Ceux qui ont pu avoir les faveurs de Bouchouareb continuaient à importer sous forme de kits SKD, prétextant le besoin d’alimenter leurs ateliers en intrants, alors qu’il ne s’agissait en réalité que d’une importation déguisée, laquelle s’est avérée, tout compte fait, plus onéreuse qu’une simple importation, telle que celle-ci se faisait avant l’arrivée de Bouchouareb au ministère de l’Industrie et des Mines. Au final, le montage automobile n’a été d’aucune valeur ajoutée pour l’économie. Bien au contraire, la formule Bouchouareb a fait beaucoup de mal à l’économie, et les promesses d’une industrie automobile naissante étaient un leurre. Résultat : si on se réfère à la loi, tous les concessionnaires doivent baisser rideau car, trois années après, aucun d’entre eux n’a pu atteindre 15% de taux d’intégration.

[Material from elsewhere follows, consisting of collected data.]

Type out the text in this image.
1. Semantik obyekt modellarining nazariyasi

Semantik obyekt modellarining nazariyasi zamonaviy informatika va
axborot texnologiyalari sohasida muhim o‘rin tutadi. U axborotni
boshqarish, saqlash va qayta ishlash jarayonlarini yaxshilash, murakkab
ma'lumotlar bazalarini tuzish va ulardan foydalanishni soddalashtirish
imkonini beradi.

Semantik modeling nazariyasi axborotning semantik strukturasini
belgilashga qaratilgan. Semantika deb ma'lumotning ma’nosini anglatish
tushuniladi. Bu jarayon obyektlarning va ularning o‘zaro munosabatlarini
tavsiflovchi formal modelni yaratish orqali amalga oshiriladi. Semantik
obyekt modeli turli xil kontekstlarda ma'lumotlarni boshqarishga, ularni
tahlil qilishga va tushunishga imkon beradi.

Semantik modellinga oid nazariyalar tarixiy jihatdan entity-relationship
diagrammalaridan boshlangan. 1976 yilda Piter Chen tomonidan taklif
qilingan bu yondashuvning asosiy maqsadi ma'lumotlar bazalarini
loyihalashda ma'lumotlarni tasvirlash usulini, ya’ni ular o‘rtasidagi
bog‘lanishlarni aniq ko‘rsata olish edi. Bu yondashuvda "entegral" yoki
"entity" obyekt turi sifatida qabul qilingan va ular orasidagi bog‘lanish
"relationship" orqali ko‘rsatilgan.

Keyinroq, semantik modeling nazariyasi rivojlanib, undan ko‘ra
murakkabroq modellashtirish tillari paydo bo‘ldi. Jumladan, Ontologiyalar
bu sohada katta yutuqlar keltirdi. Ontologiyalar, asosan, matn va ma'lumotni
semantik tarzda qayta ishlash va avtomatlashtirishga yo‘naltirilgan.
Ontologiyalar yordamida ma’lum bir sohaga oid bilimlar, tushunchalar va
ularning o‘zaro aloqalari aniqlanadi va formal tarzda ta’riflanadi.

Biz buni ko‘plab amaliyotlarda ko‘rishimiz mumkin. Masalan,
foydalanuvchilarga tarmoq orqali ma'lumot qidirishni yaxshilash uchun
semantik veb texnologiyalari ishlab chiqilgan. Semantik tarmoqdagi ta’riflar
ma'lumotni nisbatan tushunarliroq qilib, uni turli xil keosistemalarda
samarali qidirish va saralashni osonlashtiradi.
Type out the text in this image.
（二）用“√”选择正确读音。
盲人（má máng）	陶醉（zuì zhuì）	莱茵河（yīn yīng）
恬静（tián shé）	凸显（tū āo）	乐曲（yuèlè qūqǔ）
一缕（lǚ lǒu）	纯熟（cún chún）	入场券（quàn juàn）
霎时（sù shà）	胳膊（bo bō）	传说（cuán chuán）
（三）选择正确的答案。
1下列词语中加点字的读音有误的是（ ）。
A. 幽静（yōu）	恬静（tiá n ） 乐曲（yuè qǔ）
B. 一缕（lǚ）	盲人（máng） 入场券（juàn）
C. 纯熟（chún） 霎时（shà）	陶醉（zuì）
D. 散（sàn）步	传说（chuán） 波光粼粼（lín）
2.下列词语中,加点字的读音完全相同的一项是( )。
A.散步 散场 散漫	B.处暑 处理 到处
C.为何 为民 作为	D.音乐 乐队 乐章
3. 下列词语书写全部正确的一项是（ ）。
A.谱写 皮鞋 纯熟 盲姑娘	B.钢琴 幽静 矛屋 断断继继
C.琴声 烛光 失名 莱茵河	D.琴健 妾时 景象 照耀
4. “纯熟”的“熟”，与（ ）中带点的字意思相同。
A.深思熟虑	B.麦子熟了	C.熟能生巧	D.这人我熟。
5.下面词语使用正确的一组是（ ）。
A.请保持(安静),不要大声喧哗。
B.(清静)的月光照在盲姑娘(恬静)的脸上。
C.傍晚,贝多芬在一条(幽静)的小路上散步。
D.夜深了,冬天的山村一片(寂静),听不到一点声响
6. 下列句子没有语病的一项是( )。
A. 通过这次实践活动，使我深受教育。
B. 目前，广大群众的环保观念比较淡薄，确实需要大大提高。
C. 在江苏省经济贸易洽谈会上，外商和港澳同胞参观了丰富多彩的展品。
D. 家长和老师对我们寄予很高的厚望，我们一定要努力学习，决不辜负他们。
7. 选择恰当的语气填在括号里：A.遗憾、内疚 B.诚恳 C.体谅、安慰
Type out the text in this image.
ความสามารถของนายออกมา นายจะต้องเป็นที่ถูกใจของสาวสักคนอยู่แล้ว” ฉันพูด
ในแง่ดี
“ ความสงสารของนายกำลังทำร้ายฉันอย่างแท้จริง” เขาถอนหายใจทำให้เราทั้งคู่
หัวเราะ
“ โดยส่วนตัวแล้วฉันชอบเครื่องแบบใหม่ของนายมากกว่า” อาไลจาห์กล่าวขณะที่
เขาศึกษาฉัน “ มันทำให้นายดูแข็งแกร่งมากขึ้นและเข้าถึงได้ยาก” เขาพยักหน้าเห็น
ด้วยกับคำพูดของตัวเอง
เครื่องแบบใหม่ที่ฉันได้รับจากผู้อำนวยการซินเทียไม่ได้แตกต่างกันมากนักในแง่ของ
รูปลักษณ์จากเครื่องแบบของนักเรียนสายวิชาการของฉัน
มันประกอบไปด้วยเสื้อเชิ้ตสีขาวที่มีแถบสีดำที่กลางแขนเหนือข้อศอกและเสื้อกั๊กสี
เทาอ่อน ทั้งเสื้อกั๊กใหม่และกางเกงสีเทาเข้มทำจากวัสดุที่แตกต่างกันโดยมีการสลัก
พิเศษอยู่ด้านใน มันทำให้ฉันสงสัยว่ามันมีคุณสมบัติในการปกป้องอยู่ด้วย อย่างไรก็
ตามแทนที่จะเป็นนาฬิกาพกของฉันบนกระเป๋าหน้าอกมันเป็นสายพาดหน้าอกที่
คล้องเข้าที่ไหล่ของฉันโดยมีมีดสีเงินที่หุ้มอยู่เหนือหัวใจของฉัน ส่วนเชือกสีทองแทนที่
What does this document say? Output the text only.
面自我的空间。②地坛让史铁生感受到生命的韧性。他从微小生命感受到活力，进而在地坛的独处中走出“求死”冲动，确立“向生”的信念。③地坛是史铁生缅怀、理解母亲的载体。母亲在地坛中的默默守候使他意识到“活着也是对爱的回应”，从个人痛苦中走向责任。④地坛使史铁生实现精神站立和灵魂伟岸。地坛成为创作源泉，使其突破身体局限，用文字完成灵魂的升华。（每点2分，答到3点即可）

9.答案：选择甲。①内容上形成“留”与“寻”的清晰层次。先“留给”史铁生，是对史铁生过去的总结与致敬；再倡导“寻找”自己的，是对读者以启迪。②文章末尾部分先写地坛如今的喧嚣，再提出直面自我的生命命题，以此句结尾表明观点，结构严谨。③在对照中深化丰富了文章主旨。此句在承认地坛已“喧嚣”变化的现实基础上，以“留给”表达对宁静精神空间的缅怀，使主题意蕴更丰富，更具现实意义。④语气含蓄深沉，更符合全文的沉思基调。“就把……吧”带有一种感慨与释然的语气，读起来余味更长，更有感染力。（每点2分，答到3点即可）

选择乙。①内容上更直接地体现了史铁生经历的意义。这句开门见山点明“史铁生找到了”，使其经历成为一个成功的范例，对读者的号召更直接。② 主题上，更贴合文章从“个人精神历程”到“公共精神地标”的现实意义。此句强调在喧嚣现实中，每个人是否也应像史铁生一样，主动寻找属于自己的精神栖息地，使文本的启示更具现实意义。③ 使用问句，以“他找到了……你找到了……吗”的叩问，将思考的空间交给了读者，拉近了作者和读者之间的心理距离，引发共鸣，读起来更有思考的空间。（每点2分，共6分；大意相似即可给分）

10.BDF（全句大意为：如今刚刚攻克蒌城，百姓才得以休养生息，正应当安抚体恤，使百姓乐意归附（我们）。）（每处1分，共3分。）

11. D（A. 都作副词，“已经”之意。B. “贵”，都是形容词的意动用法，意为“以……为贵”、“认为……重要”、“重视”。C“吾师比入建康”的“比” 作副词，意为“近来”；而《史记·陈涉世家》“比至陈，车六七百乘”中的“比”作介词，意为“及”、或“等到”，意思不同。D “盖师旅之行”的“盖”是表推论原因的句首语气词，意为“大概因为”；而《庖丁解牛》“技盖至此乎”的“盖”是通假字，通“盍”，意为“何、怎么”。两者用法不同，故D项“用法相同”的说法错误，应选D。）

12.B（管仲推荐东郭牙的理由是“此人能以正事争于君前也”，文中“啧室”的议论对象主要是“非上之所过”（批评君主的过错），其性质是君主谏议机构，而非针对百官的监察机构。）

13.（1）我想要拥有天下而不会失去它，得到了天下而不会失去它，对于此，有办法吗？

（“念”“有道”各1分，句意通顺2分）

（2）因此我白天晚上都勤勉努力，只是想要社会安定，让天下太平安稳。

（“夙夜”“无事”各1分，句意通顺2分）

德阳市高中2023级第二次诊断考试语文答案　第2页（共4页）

Quel constat peut-on établir aujourd’hui, près de cinq années après la naissance d’une première usine de montage ? 
Le constat est sans appel ; il y a échec sur toute la ligne. Le problème est qu’il n’y a pas que Bouchouareb derrière cet échec, mais il y a surtout deux gouvernements qui étaient complices. Depuis 2016, nous avons importé pour 8 milliards de dollars de collections SKD, alors qu’on aurait pu importer pour le même montant 600 000 véhicules légers et 100 000 véhicules utilitaires, préserver 50 000 à 60 000 salaires et faire profiter le Trésor public à hauteur de 40 à 50% du coût d’un véhicule importé en maintenant l’imposition. Ces importations à coups de 8 milliards de dollars étaient l’œuvre d’une poignée d’individus qui se comptent sur les doigts d’une main ; des individus auxquels on a donné des marques après avoir spolié d’autres concessionnaires. C’est comme du temps de la France coloniale lorsqu’on confisquait des terres aux Algériens pour les donner aux colons. 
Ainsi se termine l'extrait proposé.